テネシー州キンクズポート出身のドイル・トーマス・“トミー”・スティーブンス・ジュニアさん(Doyle Thomas “Tommy” Stevens Jr、以下トミーさん)と妻のバージニア・マッカレムさん(Virginia McKarem)が今月、9日違いで亡くなった。ともに91歳だった。
2人は同じ地元の高校を卒業後、揃ってテネシー大学に進学し、1954年9月9日に22歳で結婚した。
トミーさんは米陸軍で8年を過ごした後、総合繊維メーカー「バーリントン・インダストリーズ社」に勤務し、輸送管理者として米国東部でキャリアを積んだ。そして夫妻でテネシー州メンフィスに拠点を移すと、物流関係の会社を立ち上げた。メンフィスでは子供2人に恵まれ、バージニアさんは子育てを楽しみながら、地元の教会や学校、市民団体での活動に勤しんだ。
トミーさんが引退後、夫妻は子供たちや孫が住むナッシュビル郊外フランクリンに移り住み、第二の人生をスタートした。ところが数年前、トミーさんがアルツハイマー型認知症と診断されると、夫妻は揃って認知症の介護施設に入居した。

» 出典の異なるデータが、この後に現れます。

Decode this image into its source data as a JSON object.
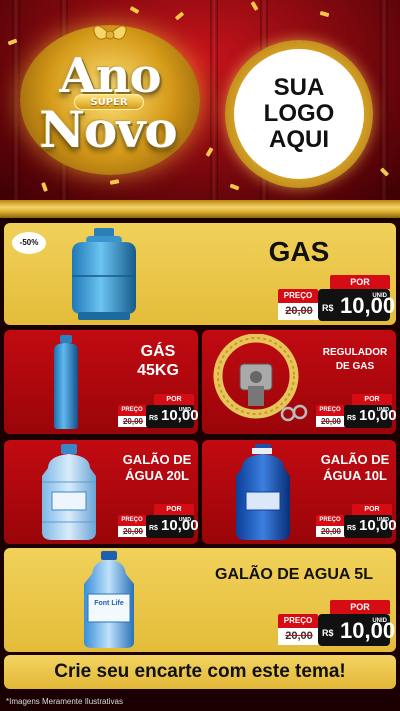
{
  "header": {
    "title_line1": "Ano",
    "title_badge": "SUPER",
    "title_line2": "Novo",
    "logo_line1": "SUA",
    "logo_line2": "LOGO",
    "logo_line3": "AQUI"
  },
  "colors": {
    "red": "#c20a12",
    "gold": "#e9c74a",
    "dark": "#111111"
  },
  "products": [
    {
      "title": "GAS",
      "badge": "-50%",
      "label_por": "POR",
      "label_preco": "PREÇO",
      "currency": "R$",
      "old_price": "20,00",
      "new_price": "10,00",
      "unit": "UNID",
      "icon": "gas-cylinder-icon"
    },
    {
      "title_line1": "GÁS",
      "title_line2": "45KG",
      "label_por": "POR",
      "label_preco": "PREÇO",
      "currency": "R$",
      "old_price": "20,00",
      "new_price": "10,00",
      "unit": "UNID",
      "icon": "gas-bottle-icon"
    },
    {
      "title_line1": "REGULADOR",
      "title_line2": "DE GAS",
      "label_por": "POR",
      "label_preco": "PREÇO",
      "currency": "R$",
      "old_price": "20,00",
      "new_price": "10,00",
      "unit": "UNID",
      "icon": "gas-regulator-icon"
    },
    {
      "title_line1": "GALÃO DE",
      "title_line2": "ÁGUA 20L",
      "label_por": "POR",
      "label_preco": "PREÇO",
      "currency": "R$",
      "old_price": "20,00",
      "new_price": "10,00",
      "unit": "UNID",
      "icon": "water-jug-20l-icon"
    },
    {
      "title_line1": "GALÃO DE",
      "title_line2": "ÁGUA 10L",
      "label_por": "POR",
      "label_preco": "PREÇO",
      "currency": "R$",
      "old_price": "20,00",
      "new_price": "10,00",
      "unit": "UNID",
      "icon": "water-jug-10l-icon"
    },
    {
      "title": "GALÃO DE AGUA 5L",
      "bottle_brand": "Font Life",
      "label_por": "POR",
      "label_preco": "PREÇO",
      "currency": "R$",
      "old_price": "20,00",
      "new_price": "10,00",
      "unit": "UNID",
      "icon": "water-bottle-5l-icon"
    }
  ],
  "footer": {
    "cta": "Crie seu encarte com este tema!",
    "disclaimer": "*Imagens Meramente Ilustrativas"
  }
}
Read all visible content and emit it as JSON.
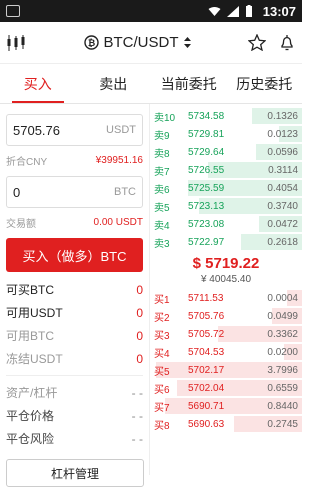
{
  "status": {
    "time": "13:07"
  },
  "header": {
    "pair": "BTC/USDT"
  },
  "tabs": [
    "买入",
    "卖出",
    "当前委托",
    "历史委托"
  ],
  "form": {
    "price_value": "5705.76",
    "price_unit": "USDT",
    "cny_label": "折合CNY",
    "cny_value": "¥39951.16",
    "amount_value": "0",
    "amount_unit": "BTC",
    "volume_label": "交易额",
    "volume_value": "0.00 USDT",
    "buy_label": "买入（做多）BTC"
  },
  "balances": [
    {
      "label": "可买BTC",
      "value": "0"
    },
    {
      "label": "可用USDT",
      "value": "0"
    },
    {
      "label": "可用BTC",
      "value": "0"
    },
    {
      "label": "冻结USDT",
      "value": "0"
    }
  ],
  "risk": [
    {
      "label": "资产/杠杆",
      "value": "- -"
    },
    {
      "label": "平仓价格",
      "value": "- -"
    },
    {
      "label": "平仓风险",
      "value": "- -"
    }
  ],
  "manage_label": "杠杆管理",
  "orderbook": {
    "asks": [
      {
        "label": "卖10",
        "price": "5734.58",
        "qty": "0.1326",
        "depth": 0.33
      },
      {
        "label": "卖9",
        "price": "5729.81",
        "qty": "0.0123",
        "depth": 0.15
      },
      {
        "label": "卖8",
        "price": "5729.64",
        "qty": "0.0596",
        "depth": 0.3
      },
      {
        "label": "卖7",
        "price": "5726.55",
        "qty": "0.3114",
        "depth": 0.62
      },
      {
        "label": "卖6",
        "price": "5725.59",
        "qty": "0.4054",
        "depth": 0.75
      },
      {
        "label": "卖5",
        "price": "5723.13",
        "qty": "0.3740",
        "depth": 0.68
      },
      {
        "label": "卖4",
        "price": "5723.08",
        "qty": "0.0472",
        "depth": 0.28
      },
      {
        "label": "卖3",
        "price": "5722.97",
        "qty": "0.2618",
        "depth": 0.4
      }
    ],
    "last_price": "$ 5719.22",
    "last_cny": "¥ 40045.40",
    "bids": [
      {
        "label": "买1",
        "price": "5711.53",
        "qty": "0.0004",
        "depth": 0.1
      },
      {
        "label": "买2",
        "price": "5705.76",
        "qty": "0.0499",
        "depth": 0.2
      },
      {
        "label": "买3",
        "price": "5705.72",
        "qty": "0.3362",
        "depth": 0.55
      },
      {
        "label": "买4",
        "price": "5704.53",
        "qty": "0.0200",
        "depth": 0.12
      },
      {
        "label": "买5",
        "price": "5702.17",
        "qty": "3.7996",
        "depth": 0.96
      },
      {
        "label": "买6",
        "price": "5702.04",
        "qty": "0.6559",
        "depth": 0.82
      },
      {
        "label": "买7",
        "price": "5690.71",
        "qty": "0.8440",
        "depth": 0.9
      },
      {
        "label": "买8",
        "price": "5690.63",
        "qty": "0.2745",
        "depth": 0.45
      }
    ]
  }
}
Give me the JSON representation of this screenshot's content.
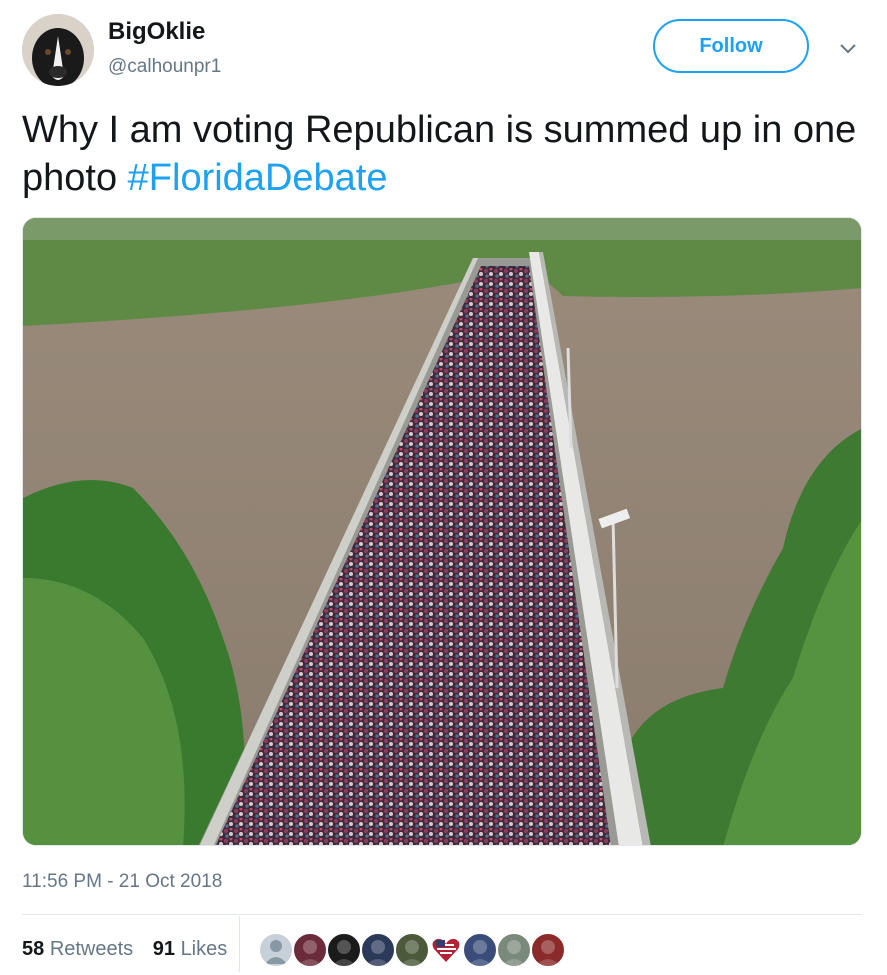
{
  "author": {
    "name": "BigOklie",
    "handle": "@calhounpr1"
  },
  "follow_label": "Follow",
  "tweet": {
    "text_before": "Why I am voting Republican is summed up in one photo ",
    "hashtag": "#FloridaDebate"
  },
  "timestamp": "11:56 PM - 21 Oct 2018",
  "stats": {
    "retweets_count": "58",
    "retweets_label": "Retweets",
    "likes_count": "91",
    "likes_label": "Likes"
  },
  "likers": [
    {
      "icon": "default-avatar-icon",
      "color": "#c7d0d8"
    },
    {
      "icon": "avatar",
      "color": "#6b2b3a"
    },
    {
      "icon": "avatar",
      "color": "#1b1b1b"
    },
    {
      "icon": "avatar",
      "color": "#2c3a5a"
    },
    {
      "icon": "avatar",
      "color": "#4a5a3a"
    },
    {
      "icon": "us-flag-heart-icon",
      "color": "#b22234"
    },
    {
      "icon": "avatar",
      "color": "#3a4d7a"
    },
    {
      "icon": "avatar",
      "color": "#7a8a7a"
    },
    {
      "icon": "avatar",
      "color": "#8a2a2a"
    }
  ],
  "colors": {
    "accent": "#1da1f2",
    "text": "#14171a",
    "secondary": "#657786"
  }
}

トミーさんの健康が悪化したのは最近のことで、危険レベルの低血圧と呼吸器疾患を訴え、搬送先のナッシュビルにある「ヴァンダービルト大学メディカルセンター(VUMC)」で肺炎と敗血症と診断されたという。しかしすでに手の施しようがない状態で、「緩和ケア病棟」での入院が決まったのだった。
ところがトミーさんが入院した日の朝、愛する妻も別の悲劇に見舞われていた。転倒したバージニアさんは肋骨6本と脊椎を骨折し、臀部にも怪我をして、同じ病院のトラウマ・集中治療室に入院したのだ。